Closer Look
Herpes patients push government for action
CDC
It's a disease with only a temporary treatment, no reliable test, little hope of a vaccine, but plenty of stigma. Herpes can be a lifelong infection, one affecting two-thirds of the world in oral or genital form. Its psychological toll is significant, it can raise the risk of acquiring HIV, and in rare cases it can be passed from mother to infant, causing neurological harm. Some studies link it to Alzheimer's.
Advocates are demanding more action and more information, beyond sites suggesting abstinence. HHS recently held listening sessions for people to say what they'd like the agency to do. "I have not been given any guidance," a Wyoming public health worker said. "I feel like I'm at a dead end. I give people a lot of printout information on it, and send them to their primary care providers where I know that they are also not well-informed." STAT's Jason Mast has more.
health
How new cancer cases vary among people from specific Asian groups
You've seen it here in this newsletter: Reports that analyze health by race and ethnicity often group together people who may be quite diverse in geographic origin, culture, and language. Breaking down populations by race, ethnicity, or gender has advanced from when studies didn't include more than white men (or provide a breakdown if they did), but yesterday the CDC's Morbidity and Mortality Weekly Report took a step further. The study describes new cancer cases among 25 Asian and Native Hawaiian and Pacific Islander populations, groups often combined under the term "Asian." Here's some of what they found from 2015 through 2019:
- The percentage of cancer cases in people younger than 40 was highest among Hmong, Micronesian, and Melanesian people.

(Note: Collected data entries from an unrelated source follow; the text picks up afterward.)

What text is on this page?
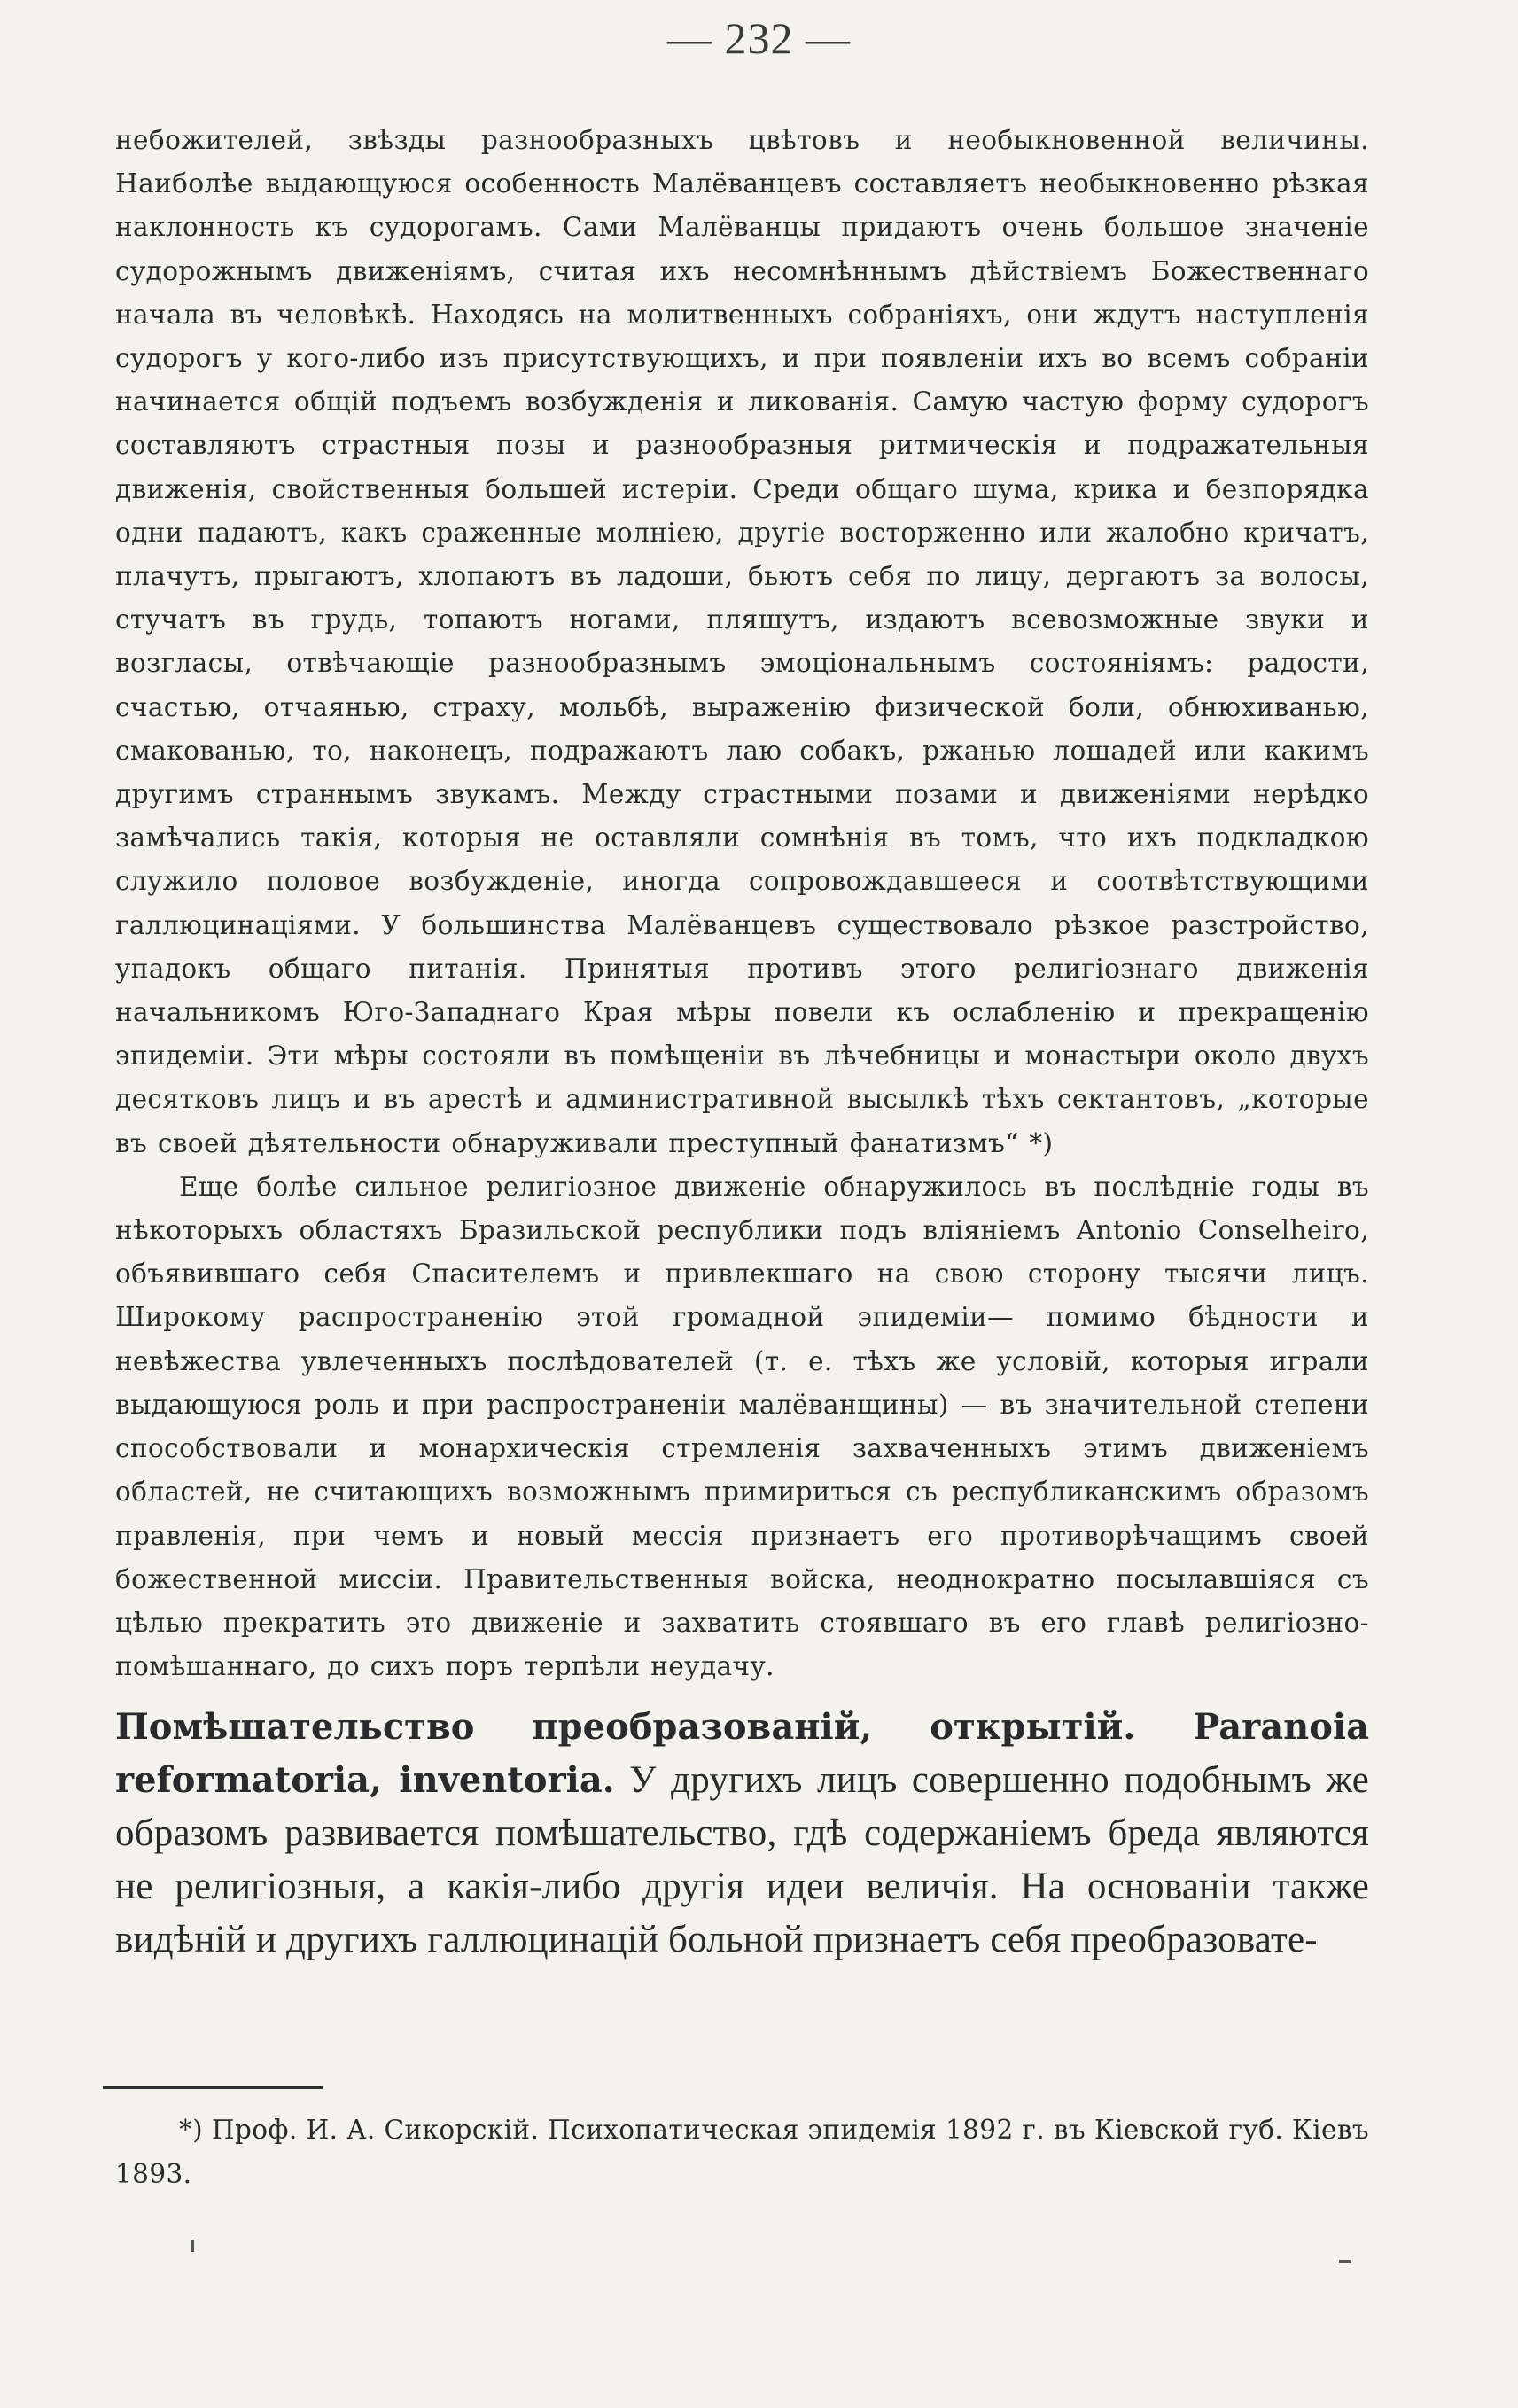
— 232 —

небожителей, звѣзды разнообразныхъ цвѣтовъ и необыкновенной величины. Наиболѣе выдающуюся особенность Малёванцевъ составляетъ необыкновенно рѣзкая наклонность къ судорогамъ. Сами Малёванцы придаютъ очень большое значенiе судорожнымъ движенiямъ, считая ихъ несомнѣннымъ дѣйствiемъ Божественнаго начала въ человѣкѣ. Находясь на молитвенныхъ собранiяхъ, они ждутъ наступленiя судорогъ у кого-либо изъ присутствующихъ, и при появленiи ихъ во всемъ собранiи начинается общiй подъемъ возбужденiя и ликованiя. Самую частую форму судорогъ составляютъ страстныя позы и разнообразныя ритмическiя и подражательныя движенiя, свойственныя большей истерiи. Среди общаго шума, крика и безпорядка одни падаютъ, какъ сраженные молнiею, другiе восторженно или жалобно кричатъ, плачутъ, прыгаютъ, хлопаютъ въ ладоши, бьютъ себя по лицу, дергаютъ за волосы, стучатъ въ грудь, топаютъ ногами, пляшутъ, издаютъ всевозможные звуки и возгласы, отвѣчающiе разнообразнымъ эмоцiональнымъ состоянiямъ: радости, счастью, отчаянью, страху, мольбѣ, выраженiю физической боли, обнюхиванью, смакованью, то, наконецъ, подражаютъ лаю собакъ, ржанью лошадей или какимъ другимъ страннымъ звукамъ. Между страстными позами и движенiями нерѣдко замѣчались такiя, которыя не оставляли сомнѣнiя въ томъ, что ихъ подкладкою служило половое возбужденiе, иногда сопровождавшееся и соотвѣтствующими галлюцинацiями. У большинства Малёванцевъ существовало рѣзкое разстройство, упадокъ общаго питанiя. Принятыя противъ этого религiознаго движенiя начальникомъ Юго-Западнаго Края мѣры повели къ ослабленiю и прекращенiю эпидемiи. Эти мѣры состояли въ помѣщенiи въ лѣчебницы и монастыри около двухъ десятковъ лицъ и въ арестѣ и административной высылкѣ тѣхъ сектантовъ, „которые въ своей дѣятельности обнаруживали преступный фанатизмъ“ *)

Еще болѣе сильное религiозное движенiе обнаружилось въ послѣднiе годы въ нѣкоторыхъ областяхъ Бразильской республики подъ влiянiемъ Antonio Conselheiro, объявившаго себя Спасителемъ и привлекшаго на свою сторону тысячи лицъ. Широкому распространенiю этой громадной эпидемiи— помимо бѣдности и невѣжества увлеченныхъ послѣдователей (т. е. тѣхъ же условiй, которыя играли выдающуюся роль и при распространенiи малёванщины) — въ значительной степени способствовали и монархическiя стремленiя захваченныхъ этимъ движенiемъ областей, не считающихъ возможнымъ примириться съ республиканскимъ образомъ правленiя, при чемъ и новый мессiя признаетъ его противорѣчащимъ своей божественной миссiи. Правительственныя войска, неоднократно посылавшiяся съ цѣлью прекратить это движенiе и захватить стоявшаго въ его главѣ религiозно-помѣшаннаго, до сихъ поръ терпѣли неудачу.

Помѣшательство преобразованiй, открытiй. Paranoia reformatoria, inventoria. У другихъ лицъ совершенно подобнымъ же образомъ развивается помѣшательство, гдѣ содержанiемъ бреда являются не религiозныя, а какiя-либо другiя идеи величiя. На основанiи также видѣнiй и другихъ галлюцинацiй больной признаетъ себя преобразовате-

*) Проф. И. А. Сикорскiй. Психопатическая эпидемiя 1892 г. въ Кiевской губ. Кiевъ 1893.
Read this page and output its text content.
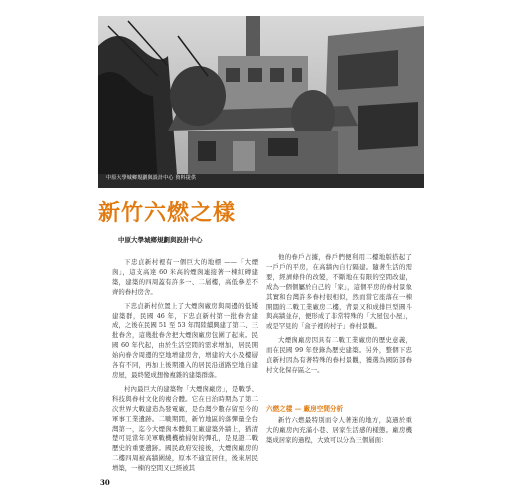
中原大學城鄉規劃與設計中心 資料提供
新竹六燃之樣
中原大學城鄉規劃與設計中心

下忠貞新村裡有一個巨大的地標 ——「大煙囪」，這支高達 60 米高的煙囪連接著一棟紅磚建築，建築的四周蓋有許多一、二層樓，高低參差不齊的眷村房舍。

下忠貞新村位置上了大煙囪廠房與周邊的低矮建築群，民國 46 年，下忠貞新村第一批眷舍建成，之後在民國 51 至 53 年間陸續興建了第二、三批眷舍，這幾批眷舍把大煙囪廠房包圍了起來。民國 60 年代起，由於生活空間的需求增加，居民開始向眷舍周邊的空地增建房舍，增建的大小及樓層各有不同，再加上後期遷入的居民沿道路空地自建房屋，最終變成想像複雜的建築群落。

村內最巨大的建築物「大煙囪廠房」，是戰爭、科技與眷村文化的複合體。它在日治時期為了第二次世界大戰建造為發電廠，是台灣少數存留至今的軍事工業遺跡。二戰期間，新竹地區的落彈量全台灣第一，迄今大煙囪本體與工廠建築外牆上，猶清楚可見當年美軍戰機機槍掃射的彈孔，是見證二戰歷史的重要遺跡。國民政府安接後，大煙囪廠房的二樓四周被高牆圍繞，原本不適宜居住，後來居民增築，一棟的空間又已經被其

他的眷戶占據，眷戶們便利用二樓地版搭起了一戶戶的平房，在高牆內自行隔建。隨著生活的需要，經濟條件的改變，不斷地在有限的空間改建，成為一個個屬於自己的「家」，這個平房的眷村景象其實和台灣許多眷村很相似，然而當它座落在一棟開闊的二戰工業廠房二樓，背景又和成排巨型圓斗與高牆並存，便形成了非常特殊的「大屋包小屋」，或是罕見的「盒子裡的村子」眷村景觀。

大煙囪廠房因具有二戰工業廠房的歷史意義，而在民國 99 年登錄為歷史建築。另外，整個下忠貞新村因為有著特殊的眷村景觀，獲選為國防部眷村文化保存區之一。

六燃之樣 — 廠房空間分析

新竹六燃最特別而令人著迷的地方，莫過於重大的廠房內充滿小巷、居家生活感的樣態。廠房機築成居家的過程，大致可以分為三個層面：

30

- Lung cancer was the most common cancer among Chamoru, Micronesian, and Vietnamese people.
- Colorectal cancer was the most common cancer among Cambodian, Hmong, Laotian, and Papua New Guinean people.
medicine
Opinion: Two medical residents, two different takes on unionization
There's a union drive in progress at Mass General Brigham, the Harvard-affiliated hospital system where trainees are seeking better pay and working conditions. "The care I was providing for patients was not always what I would want for my own family members," Minali Nigam, a third-year neurology resident, writes in a STAT First Opinion. "I was suffering from moral injury as health care systems forced me to provide inadequate and at times inequitable medical care. And I'm not alone."
In another First Opinion essay, David N. Bernstein, a third-year orthopedic surgery resident, writes, "Overworked, underpaid, and under-appreciated in an era of skyrocketing paperwork requirements and historic inflation, trainees sometimes struggle to make ends meet, care for themselves and loved ones, and even find joy in the day-to-day grind of learning to be an independent physician."
Yet they disagree on what to do next, after Mass General Brigham increased their benefits. Nigam believes residents need a union to care better for themselves and their patients, But Bernstein says it's time for a pause to examine what tradeoffs any union gains might mean.